Over the years, traditions and holidays evolve. Even religious ones that are organized by people dead set against evolution and everything it stands for – they evolve too. When people are asked what “the true meaning of Christmas” is these days, respondents often focus too hard on trying to remember the details, like whether Scrooge owned the inn that turned Mary away, or the one that let her stay in the stable. Many worry themselves trying to remember which gift each wise man brought, and forget the real message, which is that giving expensive presents to a newborn is guaranteed to spoil him.
Some people lose sight of the bigger picture while watching straight-to-DVD movies, and forget all about treatises.
However, there is an altogether different message associated with December 25th, which predates the Christmas story, and even the film A Christmas Story. Arguably the event is all the more important as it actually happened on December 25th, unlike subsequent events which are wrongly and inexplicably commemorated on that day.

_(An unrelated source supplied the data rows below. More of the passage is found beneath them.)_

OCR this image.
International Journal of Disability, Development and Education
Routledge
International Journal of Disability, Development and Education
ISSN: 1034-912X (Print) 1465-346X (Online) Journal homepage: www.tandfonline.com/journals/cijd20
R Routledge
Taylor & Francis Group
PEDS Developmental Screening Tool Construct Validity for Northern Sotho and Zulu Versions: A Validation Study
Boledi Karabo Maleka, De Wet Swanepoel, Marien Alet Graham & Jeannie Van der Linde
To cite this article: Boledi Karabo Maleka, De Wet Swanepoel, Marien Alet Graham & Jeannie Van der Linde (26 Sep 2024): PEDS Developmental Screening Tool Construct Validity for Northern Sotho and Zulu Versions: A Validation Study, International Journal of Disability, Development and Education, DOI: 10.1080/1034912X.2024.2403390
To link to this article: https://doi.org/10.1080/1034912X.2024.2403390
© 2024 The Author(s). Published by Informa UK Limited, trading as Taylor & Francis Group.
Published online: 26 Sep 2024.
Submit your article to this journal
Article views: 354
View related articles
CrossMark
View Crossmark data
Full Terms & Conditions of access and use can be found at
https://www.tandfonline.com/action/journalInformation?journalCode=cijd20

To Frodologists, December 25th is Fellowship Day. It commemorates that day when Frodo and his eight companions set off from Rivendell to destroy the Ring and deliver Middle Earth from evil. There are, I think, four lessons which can be drawn from the bold step taken on December 25th.

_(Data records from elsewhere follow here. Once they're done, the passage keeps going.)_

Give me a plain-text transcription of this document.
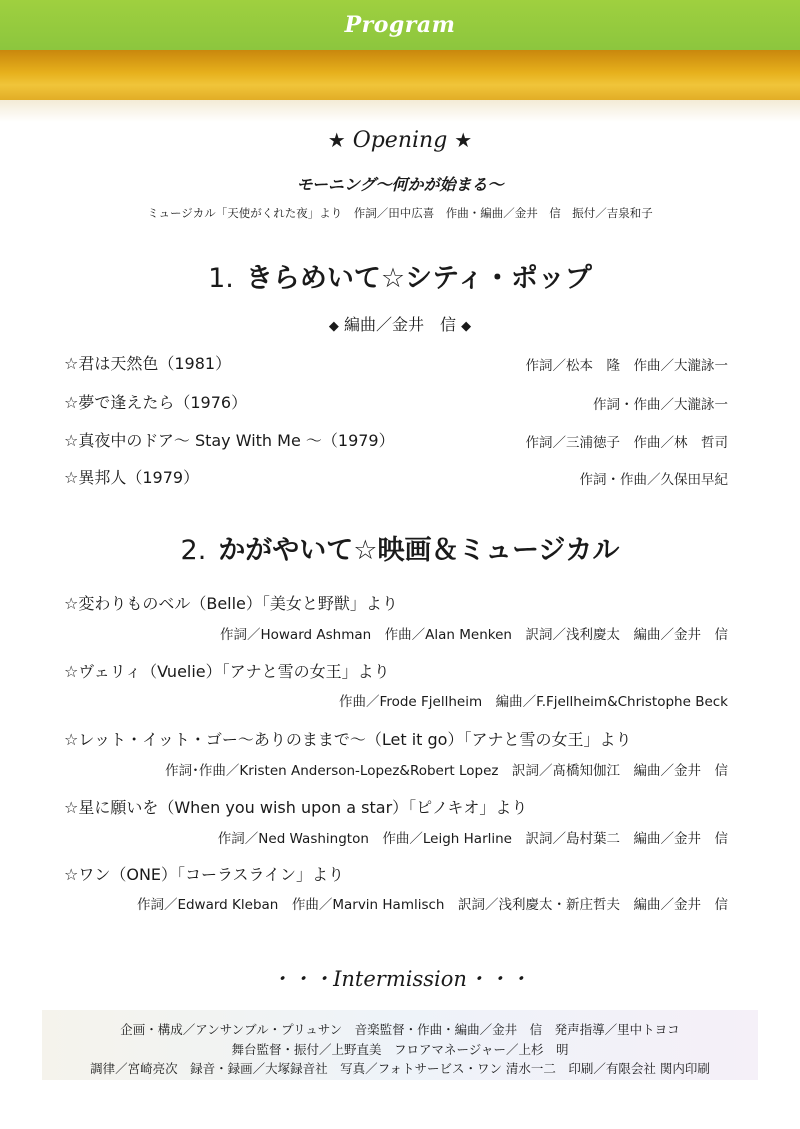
Program
★ Opening ★
モーニング〜何かが始まる〜
ミュージカル「天使がくれた夜」より　作詞／田中広喜　作曲・編曲／金井　信　振付／吉泉和子
1. きらめいて☆シティ・ポップ
◆ 編曲／金井　信 ◆
☆君は天然色（1981）	作詞／松本　隆　作曲／大瀧詠一
☆夢で逢えたら（1976）	作詞・作曲／大瀧詠一
☆真夜中のドア〜 Stay With Me 〜（1979）	作詞／三浦徳子　作曲／林　哲司
☆異邦人（1979）	作詞・作曲／久保田早紀
2. かがやいて☆映画＆ミュージカル
☆変わりものベル（Belle）「美女と野獣」より
作詞／Howard Ashman　作曲／Alan Menken　訳詞／浅利慶太　編曲／金井　信
☆ヴェリィ（Vuelie）「アナと雪の女王」より
作曲／Frode Fjellheim　編曲／F.Fjellheim&Christophe Beck
☆レット・イット・ゴー〜ありのままで〜（Let it go）「アナと雪の女王」より
作詞･作曲／Kristen Anderson-Lopez&Robert Lopez　訳詞／髙橋知伽江　編曲／金井　信
☆星に願いを（When you wish upon a star）「ピノキオ」より
作詞／Ned Washington　作曲／Leigh Harline　訳詞／島村葉二　編曲／金井　信
☆ワン（ONE）「コーラスライン」より
作詞／Edward Kleban　作曲／Marvin Hamlisch　訳詞／浅利慶太・新庄哲夫　編曲／金井　信
・・・Intermission・・・
企画・構成／アンサンブル・プリュサン　音楽監督・作曲・編曲／金井　信　発声指導／里中トヨコ
舞台監督・振付／上野直美　フロアマネージャー／上杉　明
調律／宮崎亮次　録音・録画／大塚録音社　写真／フォトサービス・ワン 清水一二　印刷／有限会社 関内印刷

First, the mission to Mordor is symbolic of casting off the yoke of our material possessions. The ring which Frodo takes is a piece of jewelry highly evocative of Western materialism, and he swears on all that’s holy (himself) that he will cast it into the fires of the predictably named Mount Doom. As Robert Frost belatedly observed several millennia later, “nothing gold can stay”. Unless it wasn’t infused with preternatural evil at the time it was cast from hellfire and the ethereal souls of unbaptized children. Then it can stay.
The second message that Frodologists take from Fellowship Day is that on any arduous quest or journey, at the halfway point a tall elvish woman will give you queer gifts you likely have no use for. This is a device which literature calls deus ex machina, and it demonstrates the extreme and incredible good fortune which one should always expect and count on.

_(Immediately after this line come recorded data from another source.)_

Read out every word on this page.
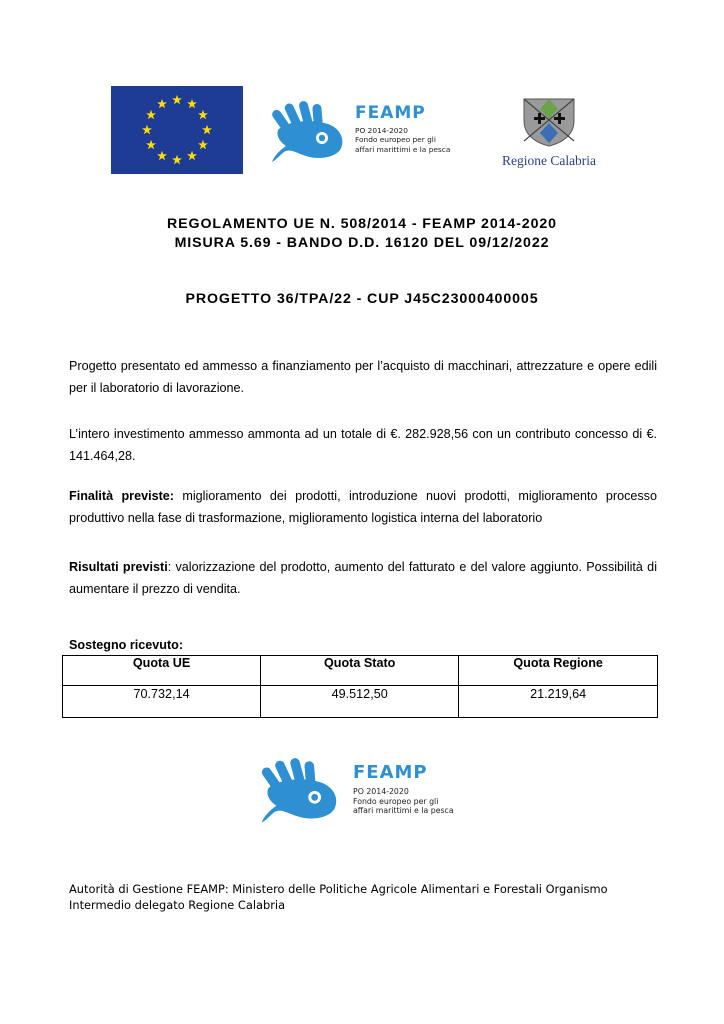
FEAMP
PO 2014-2020
Fondo europeo per gli
affari marittimi e la pesca
Regione Calabria
REGOLAMENTO UE N. 508/2014 - FEAMP 2014-2020
MISURA 5.69 - BANDO D.D. 16120 DEL 09/12/2022
PROGETTO 36/TPA/22 - CUP J45C23000400005
Progetto presentato ed ammesso a finanziamento per l’acquisto di macchinari, attrezzature e opere edili per il laboratorio di lavorazione.
L’intero investimento ammesso ammonta ad un totale di €. 282.928,56 con un contributo concesso di €. 141.464,28.
Finalità previste: miglioramento dei prodotti, introduzione nuovi prodotti, miglioramento processo produttivo nella fase di trasformazione, miglioramento logistica interna del laboratorio
Risultati previsti: valorizzazione del prodotto, aumento del fatturato e del valore aggiunto. Possibilità di aumentare il prezzo di vendita.
Sostegno ricevuto:
Quota UE	Quota Stato	Quota Regione
70.732,14	49.512,50	21.219,64
FEAMP
PO 2014-2020
Fondo europeo per gli
affari marittimi e la pesca
Autorità di Gestione FEAMP: Ministero delle Politiche Agricole Alimentari e Forestali Organismo Intermedio delegato Regione Calabria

Third, Fellowship Day teaches us important lessons about cooperation in the face of faceless evil. Namely, it teaches us to judge others based on rumors and hearsay, and to accuse entire cultures of being paragons of evil, particularly if they lay far to the east. It teaches us to ignore the root causes of strife, and to expend countless lives sorting out a disagreement when a little dialogue may have been just as effective.
Finally, Fellowship Day teaches us about friendship. In particular we learn the lesson that, despite brave assurances of support from friends and strangers alike, no one will actually offer to do the hardest part for us, no matter how much more suited they are for the task. Ultimately, putting a miniature flag on your dashboard or uploading a series of JPEGs to the sidebar of your blog is much easier.
With so much to teach the rest of the world, however, we Frodologists must remember never to detract from other messages symbolized by the 25th of December. In particular, if you are heavily pregnant and desperately implore people for a room all the while maintaining your chastity and virginity, no one is going to let you in.